If someone loves King of Shaves, and tweets me @KingofShaves to tell me, of course I should personally respond.  Yes, it may take time.  Yes, people may comment that it is a waste of my resource. But I strongly disagree.  Personal interaction, in  a world of caution, disbelief and mistrust is critical for long term brand health.  Equally, if someone doesn’t like our Azor razor (this product seems to provoke rather ‘Marmite’ (love/hate) reactions, then I should respond.  Ask them to DM (private message me).  Give them my email, and direct them to our UI/UX team (customers & products).  Ask to be cc’d in on the response.  And follow up.

Now, can you do this if you’re the embattled CEO of BP?  Tesco?  RBS?  Lloyds?  Well, I’d say, if you go about it in the right way, yes you can.  Does David Cameron have a twitter account?  YesBarack Obama?
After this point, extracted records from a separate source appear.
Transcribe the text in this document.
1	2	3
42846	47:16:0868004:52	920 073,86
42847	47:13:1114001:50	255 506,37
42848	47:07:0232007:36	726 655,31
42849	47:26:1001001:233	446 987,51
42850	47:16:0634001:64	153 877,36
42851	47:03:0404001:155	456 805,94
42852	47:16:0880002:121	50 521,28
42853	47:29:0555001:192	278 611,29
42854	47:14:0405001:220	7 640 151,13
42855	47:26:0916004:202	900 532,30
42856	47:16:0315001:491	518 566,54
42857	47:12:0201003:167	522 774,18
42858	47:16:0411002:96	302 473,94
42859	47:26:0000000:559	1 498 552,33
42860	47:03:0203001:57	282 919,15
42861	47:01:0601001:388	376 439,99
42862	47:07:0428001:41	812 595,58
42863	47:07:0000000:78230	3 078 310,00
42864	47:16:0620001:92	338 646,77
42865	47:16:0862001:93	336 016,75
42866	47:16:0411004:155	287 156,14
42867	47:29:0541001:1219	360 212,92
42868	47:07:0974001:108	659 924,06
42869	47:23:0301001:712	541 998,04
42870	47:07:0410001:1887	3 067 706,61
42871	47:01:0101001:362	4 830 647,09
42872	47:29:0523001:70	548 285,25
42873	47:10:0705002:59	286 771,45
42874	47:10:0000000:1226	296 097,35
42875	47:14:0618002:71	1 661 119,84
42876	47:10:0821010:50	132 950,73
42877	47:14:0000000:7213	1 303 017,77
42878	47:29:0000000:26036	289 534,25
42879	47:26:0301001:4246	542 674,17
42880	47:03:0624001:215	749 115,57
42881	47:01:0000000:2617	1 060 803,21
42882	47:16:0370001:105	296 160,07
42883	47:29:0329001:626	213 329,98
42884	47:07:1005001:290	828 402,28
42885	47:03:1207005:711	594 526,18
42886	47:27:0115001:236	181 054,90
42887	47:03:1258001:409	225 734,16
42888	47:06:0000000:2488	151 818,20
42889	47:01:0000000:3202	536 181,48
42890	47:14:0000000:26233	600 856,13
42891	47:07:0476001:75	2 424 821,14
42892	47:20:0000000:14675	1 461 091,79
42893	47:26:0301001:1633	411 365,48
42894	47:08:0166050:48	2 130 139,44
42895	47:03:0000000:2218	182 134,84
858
Yes.  Is it likely they’re personally tweeting?  Moot, but I’m sure that what goes out/is responded to is implicitly approved by them.  We live, right now, in a world of instant, urgent, immediacy.  You only needed to see how quickly the Tesco #horsegate issue exploded online, at about 10pm last week, to see what the effect of a publicity point (horse DNA in beef burgers) plus social amplification (jokes & more across popular social media networks, especially twitter & facebook) could have on the company.  Personally, I felt Tesco handled it well.  They’re pretty good on twitter, as are O2.  And O2’s CEO is on twitter.  I think his company has 20m+ customers.  So, if Ronan Dunne can be on twitter, why can’t you?

If however, you use twitter “stupidly, inappropriately or in a reactive manner” you’re going to get into big trouble.  Especially if you’re a CEO.  But, in my experience, most CEO’s are pretty grounded.  Paul Lindley, CEO & Founder of Ella’s Kitchen is on twitter.  Of course, Richard Branson is.  Tony Hsieh, the CEO of online wonderstore Zappo’s is.  Many are.

Simply put, we now live in a world of #DigitalDialogue NOT #BrandBroadcast.  Gone are the days where what companies, brands told consumers would be unquestioningly listened to.  Now, it’s what customers say about brand, companies that matters.  Kia, in their latest TV advertising campaign understand that.  Others don’t.  And, if you’re a CEO you should be fully embedded into a world of Digital Dialogue.  For, if you thought a week was a long time in crisis management, nowadays it’s less than a day to determine the outcome of an iCrisis.